Evaluating the definite integral $\int_{-1}^1 \lfloor \arccos x \rfloor \,dx$ involving the greatest integer function 
Evaluating the definite integral $$\int_{-1}^1 \lfloor \arccos x \rfloor \,dx .$$

I tried it but unable to do as it is discontinuous.
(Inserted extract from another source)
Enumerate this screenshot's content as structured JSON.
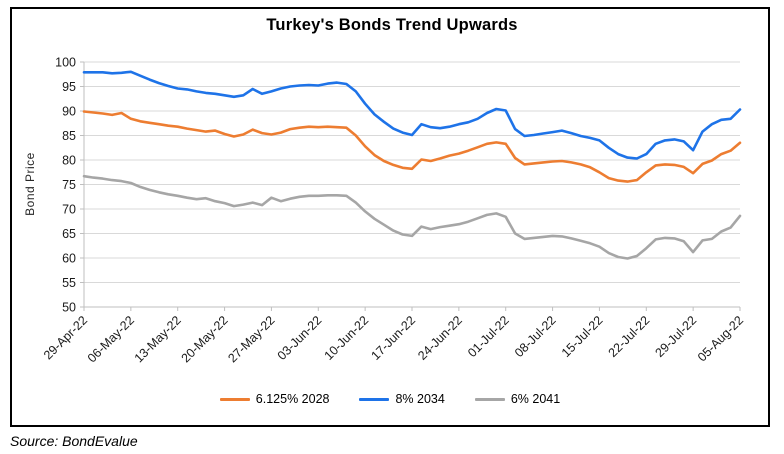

Somebody told me that you should do this by drawing graph---how?
Can anybody please give me the start?

 A: Hint:
Use that arccosine is  a decreasing function, and that $\arccos(cos x)=x$ if $0\le x\le \pi$. Hence $f(x)=\lfloor\arccos x\rfloor$ is a step function, defined by:
$$f(x)=\begin{cases}3 &\text{if }\quad\!{-1}\le x\le\cos 3,\\2 &\text{if } \cos 3< x \le \cos 2, \\ 1  &\text{if } \cos 2< x\le \cos 1,\\ 0 &\text{if } \cos 1< x\le 1.\end{cases}$$
You should find $\enspace 3+\cos 1+\cos 2+\cos 3$.
A: In terms of indicator functions, $$\lfloor \arccos(x)\rfloor = 3\Bbb{1}_{[-1,b)} + 2\Bbb{1}_{[b,c)} + \Bbb{1}_{[c,d)}$$ where $b$, $c$ and $d$ are the points at which the $\arccos$ graph hits $3, 2$ and $1$ $$ \implies \int_{-1}^{1} \lfloor \arccos(x) \rfloor \text{ d}x \ = \  3(b+1) \Bbb{1}_{[-1,b)} + 2(c-b)\Bbb{1}_{[b,c)} + (d-c)\Bbb{1}_{[c,d)}$$

 If you haven't yet met the indicator function, $\Bbb{1}_{[a,b]}$ simply means that we take the value $1$ when $a \leqslant x \leqslant b$ and $0$ elsewhere i.e. $$ \Bbb{1}_{[a,b]} = \begin{cases} 1 & a \leqslant x \leqslant b \\ 0 & \text{ else} \end{cases} $$


In more plain English, your integral is simply a sum of the areas of rectangles of widths $b+1$, $c-b$ and $d-c$ with respective heights $3, 2$ and $1$.
All you gotta do is find $b, c$ and $d$. The graph's below if you wanna have a go first and compare afterwards!

 $\hskip1in$ 

A: The floor function creates a step function which can be rewritten as
$$\begin{cases}\begin{align}
[\cos\pi,\cos3]&\to3\\
(\cos3,\cos2]&\to2\\
(\cos2,\cos1]&\to1\\
(\cos1,\cos0]&\to0.\\
\end{align}\end{cases}$$
The the Riemann integral is the sum of the rectangle areas,
$$3(\cos3-\cos\pi)+2(\cos2-\cos3)+(\cos1-\cos2).$$